The Bristol RE would normally be fitted with a Gardner 6 cylinder engine or a six cylinder Leyland diesel engine, either a 0.600 or 0.680. As such the variant codes above would be suffixed by a code indicating the engine fitted such as RELH6G in the case of CRG163. The codes would be:

6G would refer to the Gardner 6 cylinder engine, for example the 6HLX in the case of CRG163. The engine would be a Gardner 6LX vertical engine, however in the Bristol RE the engine would be fitted horizontally denoted with a ‘H’ in 6HLX.

The Gardner 6HLX engine in CRG163 is 150 hp @ 1700 RPM and a Natural 6-cylinder diesel. It’s cylinder capacity is 10,450 cc

6L would refer to the Leyland 6 cylinder engine, normally the 0.600 or 0.680.

L. Gardner and Sons Ltd was a British company specialising in the building of diesel engines. founded in Manchester in 1868. It started building engines around 1895 and used in many forms from stationary, marine, road in lorries and buses and rail. The firm ceased engine production in the mid 1990’s.

The Gardner 6LX vertical engine, referred to as 6HLX in CRG163 for its horizontal position

The following images are from the Gardner service manual and provides images of the 6LX as it would appear in its horizontal (HLX) form in CRG163.

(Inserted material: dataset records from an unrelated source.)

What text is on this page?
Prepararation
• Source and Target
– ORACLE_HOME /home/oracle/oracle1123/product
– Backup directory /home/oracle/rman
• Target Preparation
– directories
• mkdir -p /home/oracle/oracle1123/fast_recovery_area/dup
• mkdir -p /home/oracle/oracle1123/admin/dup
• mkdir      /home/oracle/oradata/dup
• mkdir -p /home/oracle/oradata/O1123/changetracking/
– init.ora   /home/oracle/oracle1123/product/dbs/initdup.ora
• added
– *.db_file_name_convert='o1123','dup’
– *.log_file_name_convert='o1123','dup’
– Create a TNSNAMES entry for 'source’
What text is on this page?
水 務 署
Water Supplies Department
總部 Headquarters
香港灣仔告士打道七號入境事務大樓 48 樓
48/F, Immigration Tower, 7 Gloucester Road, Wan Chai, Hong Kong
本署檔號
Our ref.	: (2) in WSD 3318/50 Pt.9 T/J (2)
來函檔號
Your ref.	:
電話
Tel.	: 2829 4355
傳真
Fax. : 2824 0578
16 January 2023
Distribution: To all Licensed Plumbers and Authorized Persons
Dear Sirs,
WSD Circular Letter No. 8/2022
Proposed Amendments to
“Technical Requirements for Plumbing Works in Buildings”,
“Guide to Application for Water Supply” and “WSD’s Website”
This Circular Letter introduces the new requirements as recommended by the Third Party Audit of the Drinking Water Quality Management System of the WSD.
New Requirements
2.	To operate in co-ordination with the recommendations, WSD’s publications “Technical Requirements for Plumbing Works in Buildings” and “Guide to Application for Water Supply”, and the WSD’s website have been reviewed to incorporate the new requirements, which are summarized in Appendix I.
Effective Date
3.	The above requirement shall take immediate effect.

Bristol RE - Pre production models

Bristol Commercial Vehicles produced three prototype RE chassis in late 1962 and early 1963.

The three prototypes were based upon an RELL bus chassis; and two based upon the RELH chassis.

The RELL prototype was a 54 seater bus delivered to United in December 1962 in its Tilling red and cream livery. The chassis reference for this vehicle would be REX.001, vehicle registration 7431 HN.

REX.002 followed in April 1963 and would be the RELH, C47F seat high floor coach chassis. This vehicle would be registered 521 ABL, delivered to Thames Valley Traction’s South Midland in the maroon and cream livery between Oxford and London. It would have the stepped wait rail (bright work) a feature carried from the Bristol MW.

A second pre production model/prototype of the Bristol RE RELH was given the number REX.003 built in July 1963. This would be a coach body built by ECW and used as a test bed by Bristol Commercial Vehicle (BCV) until February 1967 when brought up to service standard, fitted with a Gardner engine.

West Yorkshire 1014.  Photographer unknown - but reproduced here through kind permission of Neil Halliday from his own collection.
This laterally became West Yorkshire CRG1 and then 1014, registration OWT241E, entering service from Harrogate depot on 01/03/66, withdrawn on 30/09/78.

Most popular models

The most popular models sold were as follows:

  • RELL - 2,839
  • RELH - 976 with CRG163 being one of them
  • RESL - 698
  • REMH - 105
  • RESH - 11

The REML, a sixth model variant was advertised in 1968 but none were built. This would have been a 20 foot wheelbase of the REMH but with a low frame for a bus body.

From 1972, the sales of Bristol RE’s to the National Bus Company (NBC), which had taken over both THC and BET began to dry up. This was due to the introduction of the Leyland National. The Bristol RE remained in production from 1976, but only for the Northern Irish state owned bus companies Ulsterbus and Citybus and for the Christchurch Transport Board, New Zealand which continued until 1983.